The film premiered at the Dubai International Film Festival in December 2013, and showed at Brazil’s Sao Paolo International Film Festival in 2014 and Morocco’s Tetouan Mediterranean Film Festival in the same year. It went on to screen internationally in Germany, Bulgaria and Kosovo. The Egypt's premiere took place at the Bibliotheca Alexandrina in April 2014.

The current screenings at Zawya and Cinema Amir are a milestone, marking a semi-commercial breakthrough for an almost zero budget independant film in the market, as well as being the first venture by Zawya Distribution, something the filmmakers never dreamed would happen when they started off with the project.

A three-year journey is behind The Mice Room, starting with the filmmakers joining a workshop in 2010, where each created a short film with common themes.
As the film contains six narratives, each created by a separate director, The Mice Room is attributed to all six directors; Ahmed Magdy Morsy, Hend Bakr, Mayye Zayed, Mohamad El-Hadidi, Mohamed Zedan and Nermeen Salem.

The Mice Room gets it’s name from a mythical place found in children’s fables; a scary place many Egyptian children grew up being threatened with visiting, if they weren’t behaving. For adults, this scary place can be a state of mind.

Each story is refreshingly original in its characters and its storyline. What links all the distinct narratives together is where they all take place, in Alexandria, and a thread of themes running through them all.
Fear and its different forms, life and death, joy and sadness, and subtle human interactions.
The film incorporates fables, through stories told and stories untold. The opening scene acts as a prologue, with a young girl and boy playing to the recital of a children’s playtime rhyme.

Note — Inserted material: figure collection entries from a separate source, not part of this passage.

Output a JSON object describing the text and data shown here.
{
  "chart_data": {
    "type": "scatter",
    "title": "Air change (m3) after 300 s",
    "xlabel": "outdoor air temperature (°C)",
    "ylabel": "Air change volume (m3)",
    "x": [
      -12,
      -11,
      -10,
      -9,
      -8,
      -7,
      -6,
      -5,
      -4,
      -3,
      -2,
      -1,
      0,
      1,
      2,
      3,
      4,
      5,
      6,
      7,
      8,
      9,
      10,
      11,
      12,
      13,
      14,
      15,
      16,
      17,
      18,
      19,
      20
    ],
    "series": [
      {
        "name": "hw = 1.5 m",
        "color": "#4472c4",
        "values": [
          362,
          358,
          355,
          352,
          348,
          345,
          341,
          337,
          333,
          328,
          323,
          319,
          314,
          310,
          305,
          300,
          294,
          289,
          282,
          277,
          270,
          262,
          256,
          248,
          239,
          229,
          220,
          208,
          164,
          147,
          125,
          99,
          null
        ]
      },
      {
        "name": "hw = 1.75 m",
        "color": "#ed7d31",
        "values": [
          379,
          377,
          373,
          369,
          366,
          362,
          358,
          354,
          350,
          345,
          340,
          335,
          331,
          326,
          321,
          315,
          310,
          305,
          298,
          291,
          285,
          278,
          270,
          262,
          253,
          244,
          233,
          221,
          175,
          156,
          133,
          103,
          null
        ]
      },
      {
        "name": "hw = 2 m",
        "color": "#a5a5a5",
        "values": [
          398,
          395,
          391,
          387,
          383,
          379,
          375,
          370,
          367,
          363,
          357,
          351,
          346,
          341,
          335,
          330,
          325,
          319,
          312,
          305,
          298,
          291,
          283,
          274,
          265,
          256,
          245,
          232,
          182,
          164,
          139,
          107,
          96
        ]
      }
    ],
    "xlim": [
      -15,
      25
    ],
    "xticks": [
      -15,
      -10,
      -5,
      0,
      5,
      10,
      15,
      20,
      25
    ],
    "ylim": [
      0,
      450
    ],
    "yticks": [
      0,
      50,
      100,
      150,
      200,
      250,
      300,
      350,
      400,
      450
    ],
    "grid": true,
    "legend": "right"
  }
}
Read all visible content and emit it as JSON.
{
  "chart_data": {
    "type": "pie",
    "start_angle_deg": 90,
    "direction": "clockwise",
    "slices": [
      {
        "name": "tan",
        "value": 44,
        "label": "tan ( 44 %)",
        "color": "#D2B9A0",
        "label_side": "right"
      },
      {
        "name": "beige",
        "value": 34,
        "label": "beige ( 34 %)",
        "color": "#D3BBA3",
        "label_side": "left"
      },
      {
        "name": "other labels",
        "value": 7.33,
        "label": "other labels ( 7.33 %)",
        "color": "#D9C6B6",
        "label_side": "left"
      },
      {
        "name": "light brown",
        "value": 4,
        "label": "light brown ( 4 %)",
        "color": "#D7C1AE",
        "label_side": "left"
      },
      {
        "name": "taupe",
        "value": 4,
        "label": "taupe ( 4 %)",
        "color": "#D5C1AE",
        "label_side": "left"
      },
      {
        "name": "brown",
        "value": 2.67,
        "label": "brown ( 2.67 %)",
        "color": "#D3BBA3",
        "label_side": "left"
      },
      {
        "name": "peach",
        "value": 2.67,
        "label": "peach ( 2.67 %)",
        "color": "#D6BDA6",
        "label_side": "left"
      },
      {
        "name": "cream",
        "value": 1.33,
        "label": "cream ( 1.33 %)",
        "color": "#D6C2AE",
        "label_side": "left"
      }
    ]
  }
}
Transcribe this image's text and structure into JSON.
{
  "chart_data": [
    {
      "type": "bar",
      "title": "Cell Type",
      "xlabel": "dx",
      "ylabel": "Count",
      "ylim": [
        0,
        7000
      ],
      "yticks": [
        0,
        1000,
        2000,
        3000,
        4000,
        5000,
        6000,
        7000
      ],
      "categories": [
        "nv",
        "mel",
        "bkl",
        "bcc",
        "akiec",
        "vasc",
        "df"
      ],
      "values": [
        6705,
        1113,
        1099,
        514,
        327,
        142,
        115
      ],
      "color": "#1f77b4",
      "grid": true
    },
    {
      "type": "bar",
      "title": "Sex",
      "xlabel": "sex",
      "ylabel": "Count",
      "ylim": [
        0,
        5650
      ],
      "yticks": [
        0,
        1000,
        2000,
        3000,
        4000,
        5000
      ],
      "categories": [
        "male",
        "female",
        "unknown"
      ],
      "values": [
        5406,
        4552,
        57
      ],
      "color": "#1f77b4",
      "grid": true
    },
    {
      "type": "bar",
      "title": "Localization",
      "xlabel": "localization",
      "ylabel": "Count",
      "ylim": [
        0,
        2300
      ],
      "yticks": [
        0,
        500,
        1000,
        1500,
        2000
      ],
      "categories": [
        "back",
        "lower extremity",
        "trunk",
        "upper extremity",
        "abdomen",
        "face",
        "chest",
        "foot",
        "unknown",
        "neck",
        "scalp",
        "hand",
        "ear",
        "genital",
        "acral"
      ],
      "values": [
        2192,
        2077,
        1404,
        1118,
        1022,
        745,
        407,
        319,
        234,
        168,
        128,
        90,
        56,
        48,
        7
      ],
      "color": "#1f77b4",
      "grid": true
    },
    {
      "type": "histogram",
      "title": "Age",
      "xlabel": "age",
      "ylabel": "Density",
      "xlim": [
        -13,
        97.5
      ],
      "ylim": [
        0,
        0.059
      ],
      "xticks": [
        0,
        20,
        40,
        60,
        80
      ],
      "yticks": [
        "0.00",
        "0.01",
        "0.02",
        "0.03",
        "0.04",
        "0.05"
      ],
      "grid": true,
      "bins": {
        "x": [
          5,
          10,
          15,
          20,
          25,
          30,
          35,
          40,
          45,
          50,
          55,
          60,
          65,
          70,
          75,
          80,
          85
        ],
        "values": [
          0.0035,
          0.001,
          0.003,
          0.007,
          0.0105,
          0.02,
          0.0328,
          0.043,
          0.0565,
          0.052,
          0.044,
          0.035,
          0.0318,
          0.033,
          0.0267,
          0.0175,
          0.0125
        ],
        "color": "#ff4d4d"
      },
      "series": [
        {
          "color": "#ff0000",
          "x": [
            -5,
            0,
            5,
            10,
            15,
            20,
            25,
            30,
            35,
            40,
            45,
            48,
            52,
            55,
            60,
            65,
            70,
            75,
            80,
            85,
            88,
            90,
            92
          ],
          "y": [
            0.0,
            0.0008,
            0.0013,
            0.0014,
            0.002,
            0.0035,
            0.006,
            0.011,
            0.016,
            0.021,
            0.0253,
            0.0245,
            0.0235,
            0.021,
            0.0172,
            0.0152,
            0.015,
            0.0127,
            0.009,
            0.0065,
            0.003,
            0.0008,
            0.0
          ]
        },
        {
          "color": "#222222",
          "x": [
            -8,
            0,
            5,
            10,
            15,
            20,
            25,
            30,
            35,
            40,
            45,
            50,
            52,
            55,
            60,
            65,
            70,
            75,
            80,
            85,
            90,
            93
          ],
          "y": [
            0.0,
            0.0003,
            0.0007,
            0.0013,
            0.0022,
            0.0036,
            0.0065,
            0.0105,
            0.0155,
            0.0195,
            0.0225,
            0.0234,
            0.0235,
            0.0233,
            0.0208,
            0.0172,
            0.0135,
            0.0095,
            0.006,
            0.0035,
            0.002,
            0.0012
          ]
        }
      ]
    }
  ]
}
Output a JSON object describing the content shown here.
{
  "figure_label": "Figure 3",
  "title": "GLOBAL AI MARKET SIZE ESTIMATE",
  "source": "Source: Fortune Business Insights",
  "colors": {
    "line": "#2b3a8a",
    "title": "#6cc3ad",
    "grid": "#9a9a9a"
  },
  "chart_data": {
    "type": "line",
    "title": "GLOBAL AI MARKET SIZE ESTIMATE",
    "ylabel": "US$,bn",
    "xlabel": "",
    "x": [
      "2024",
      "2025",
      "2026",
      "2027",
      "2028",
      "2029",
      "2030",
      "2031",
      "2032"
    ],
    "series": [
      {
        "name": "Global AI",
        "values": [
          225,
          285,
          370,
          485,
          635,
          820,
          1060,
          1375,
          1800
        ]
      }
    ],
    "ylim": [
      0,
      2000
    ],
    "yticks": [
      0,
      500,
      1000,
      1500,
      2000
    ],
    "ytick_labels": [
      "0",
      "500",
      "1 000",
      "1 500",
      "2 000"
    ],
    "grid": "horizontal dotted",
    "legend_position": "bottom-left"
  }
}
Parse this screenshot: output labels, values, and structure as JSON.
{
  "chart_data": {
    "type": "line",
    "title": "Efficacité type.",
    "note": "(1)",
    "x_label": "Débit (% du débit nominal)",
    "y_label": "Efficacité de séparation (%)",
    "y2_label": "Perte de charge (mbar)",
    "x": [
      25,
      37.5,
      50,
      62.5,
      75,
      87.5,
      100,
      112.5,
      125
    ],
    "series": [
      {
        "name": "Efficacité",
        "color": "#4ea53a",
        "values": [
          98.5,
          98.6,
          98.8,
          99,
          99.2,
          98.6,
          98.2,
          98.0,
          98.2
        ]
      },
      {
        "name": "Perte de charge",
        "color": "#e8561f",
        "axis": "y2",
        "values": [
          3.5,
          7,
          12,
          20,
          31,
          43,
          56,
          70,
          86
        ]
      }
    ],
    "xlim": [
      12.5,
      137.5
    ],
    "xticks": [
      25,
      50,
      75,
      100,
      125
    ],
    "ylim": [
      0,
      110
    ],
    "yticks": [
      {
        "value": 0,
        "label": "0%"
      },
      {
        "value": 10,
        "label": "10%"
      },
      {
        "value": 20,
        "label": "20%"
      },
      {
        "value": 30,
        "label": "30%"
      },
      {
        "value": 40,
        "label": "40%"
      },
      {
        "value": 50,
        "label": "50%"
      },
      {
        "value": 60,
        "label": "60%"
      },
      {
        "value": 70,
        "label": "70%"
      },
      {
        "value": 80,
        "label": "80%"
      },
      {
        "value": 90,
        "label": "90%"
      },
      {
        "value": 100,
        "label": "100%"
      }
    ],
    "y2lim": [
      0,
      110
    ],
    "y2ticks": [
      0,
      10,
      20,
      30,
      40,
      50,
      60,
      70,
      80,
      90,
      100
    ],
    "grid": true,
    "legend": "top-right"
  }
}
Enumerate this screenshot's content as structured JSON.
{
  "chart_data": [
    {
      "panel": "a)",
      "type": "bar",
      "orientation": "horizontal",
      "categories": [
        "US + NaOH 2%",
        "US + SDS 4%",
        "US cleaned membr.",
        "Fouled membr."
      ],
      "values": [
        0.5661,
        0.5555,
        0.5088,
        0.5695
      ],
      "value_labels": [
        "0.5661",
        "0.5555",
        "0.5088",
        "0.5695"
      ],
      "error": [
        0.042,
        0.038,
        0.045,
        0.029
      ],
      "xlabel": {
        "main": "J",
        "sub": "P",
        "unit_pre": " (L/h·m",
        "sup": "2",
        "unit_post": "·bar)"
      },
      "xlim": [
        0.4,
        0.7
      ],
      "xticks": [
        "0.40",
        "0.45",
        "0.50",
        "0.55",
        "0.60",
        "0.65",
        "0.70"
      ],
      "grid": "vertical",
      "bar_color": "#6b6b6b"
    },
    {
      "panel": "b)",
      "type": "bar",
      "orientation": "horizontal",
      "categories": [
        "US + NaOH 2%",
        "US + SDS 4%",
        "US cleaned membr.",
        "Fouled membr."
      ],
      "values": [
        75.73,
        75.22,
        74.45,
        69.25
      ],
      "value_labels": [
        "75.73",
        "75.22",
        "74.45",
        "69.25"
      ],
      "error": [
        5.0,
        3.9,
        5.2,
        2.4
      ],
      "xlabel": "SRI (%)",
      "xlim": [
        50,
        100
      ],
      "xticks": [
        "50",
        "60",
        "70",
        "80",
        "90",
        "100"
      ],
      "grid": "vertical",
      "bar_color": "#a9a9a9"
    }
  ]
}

The use of stories come up throughout the film in different ways, one of the particularly interesting conversations in the script comes early on, when the character Amr, who goes to take care of his ailing father, talks to a woman about “The stories behind songs, not the songs with stories in them.”
In another narrative, Rawya, whose husband died recently, walks around her house at night in limbo. After her son complains about her new unsettling nocturnal life, Rawya tells her daughter a fable from folklore, about a town cursed by a witch with eternal day.

The most enigmatic of all is Moussa, an old man whose story remains mysteriously untold as he keeps trying and failing to cross the street, mutely refusing anyone’s assistance.
Many of the characters find solace through connecting with others, showing of how reaching out can help people on their journey. For Moussa, it is a girl who places a chocolate in his pocket, and a newsstand keeper who offers him a chair.

Amr’s uncle shares the story of how his own father died, and how Amr’s father handled it. The uncle then tells Amr to “share it, if there’s something you want to say.”

The characters are created as thoughtful, yet reluctant to express themselves. It is as if there is a sort of muted down tension bottled up in all the narratives, rendering the overall mood serious and heavy.
Another thematic play sensitively done is seen through juxtaposing marriage and wedding days with events of death and sickness.

The film’s cinematography is impressive in quality and approach, executed by El-Hadidi, Zayed and editor Islam Kamal, with refreshing angles and engaging panning shots.
Music links old Arabic songs to the narratives, and a soundtrack by Russian composer Anna Drubich, resembling street sounds and reflecting the psychological state of Moussa.